De La Riva guard is a fantastically complex position when you first begin to work on it. As you move up through the ranks in Brazilian Jiu-Jitsu and your skill set improves, DLR guard continues to provide new challenges. If you haven't already seen the fundamental DLR tutorial, you might want to check that out first.
There are a few key moves you can look for from De La Riva guard, and one such move is to "take the back." We'll look at one such variation you can start with right away.
Getting the Hook
Taking a look at the big picture here, the main idea is essentially for you to start facing your opponent, and then creep around 180 degrees to their back. This is the central challenge of the technique. Start with a cross-sleeve grip (with your right hand gripping their right sleeve). Use your left hand to grip their pants, offering you both an anchor and a way to keep your partner from simply stepping free. From here, there are two ways to the back.
Old-school techniques involve walking on your shoulders to get behind your partner, while you can also utilize momentum to shoot your foot through your partner's legs. Either way, you need to end up with a deep De La Riva hook.
Getting to the Back
Once you've established the deep hook (your left foot hooks your partner's left hip by coming through from the back), it's time to finish the back take. Next, swim your right foot around behind your partner's right knee (think of it kind of like a butterfly hook). Now release the sleeve grip so that you can use your right hand to grip their belt or pants (you'll need to sit up in order to be able to reach this, unless you have extraordinarily long arms).
Making Them Sit
Once you have your grips on your partner's skirt (or belt, or pants), you are ready to make them sit down. Start by pulling downward with both hands, forcing your partner to sit on your shins. Next, kick your legs straight out (they should be coiled up, ready to discharge your partner forward). Keep the grip on the belt (or wherever you have it) while you're kicking, both to keep your partner very close during this transition, and to keep them from landing hard, straight onto their tailbone. Make sure you can establish a strong harness grip before trying to get both hooks in.
Climbing on Top
Sometimes when you get around to your partner's back, it's not possible to pull their gi and bring them into your lap as before. In this case, it's best to come up on top, getting both sweep and back points. Leaning to one side can help you start something akin to standing in base, where you use the belt grip to help you come forward. From here, it's just a matter of carefully getting your hooks in from the top.
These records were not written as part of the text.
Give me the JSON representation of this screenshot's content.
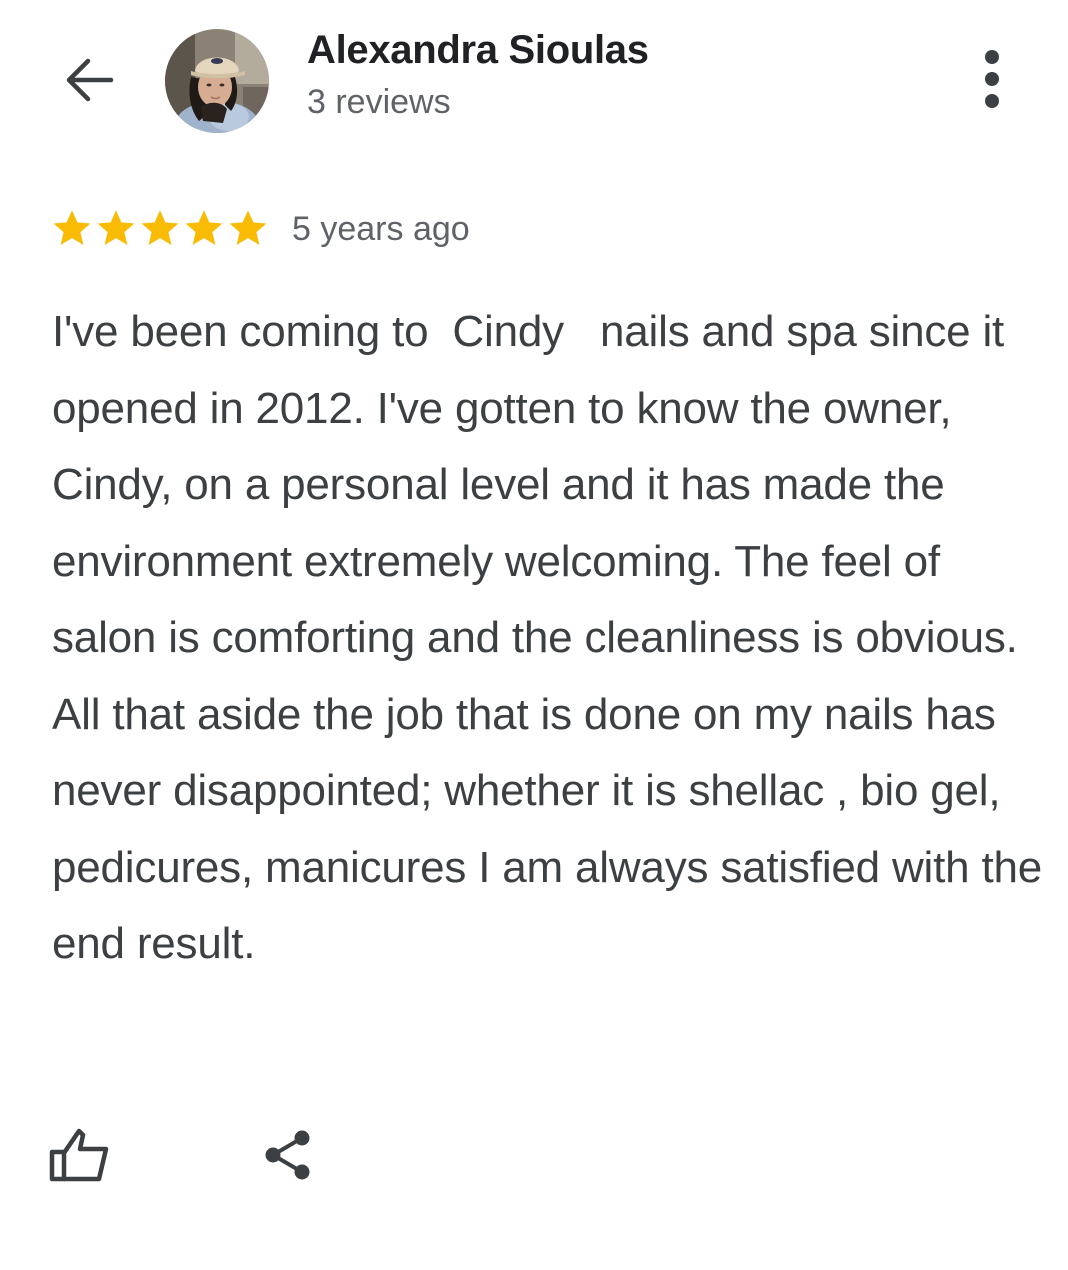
{
  "header": {
    "back_icon": "arrow-back-icon",
    "user_name": "Alexandra Sioulas",
    "review_count": "3 reviews",
    "more_icon": "more-vertical-icon"
  },
  "review": {
    "rating": 5,
    "rating_max": 5,
    "date": "5 years ago",
    "text": "I've been coming to  Cindy   nails and spa since it opened in 2012. I've gotten to know the owner, Cindy, on a personal level and it has made the environment extremely welcoming. The feel of salon is comforting and the cleanliness is obvious. All that aside the job that is done on my nails has never disappointed; whether it is shellac , bio gel, pedicures, manicures I am always satisfied with the end result."
  },
  "actions": {
    "like_icon": "thumbs-up-icon",
    "share_icon": "share-icon"
  },
  "colors": {
    "star": "#f9bb04",
    "name": "#202124",
    "secondary_text": "#5f6368",
    "body_text": "#3c4043",
    "icon": "#3c4043"
  }
}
De La Riva is a tough guard to "master" (if you can ever really master anything in jiu-jitsu!), and tougher than most guards to establish a basic minimum competency. Once you become a specialist, though, it's a very hard position to stop. You can often impose your will onto your partners, and the back takes shown here constitute a major portion of the viable attack options from DLR guard. As always, please let me know how these moves end up working for you!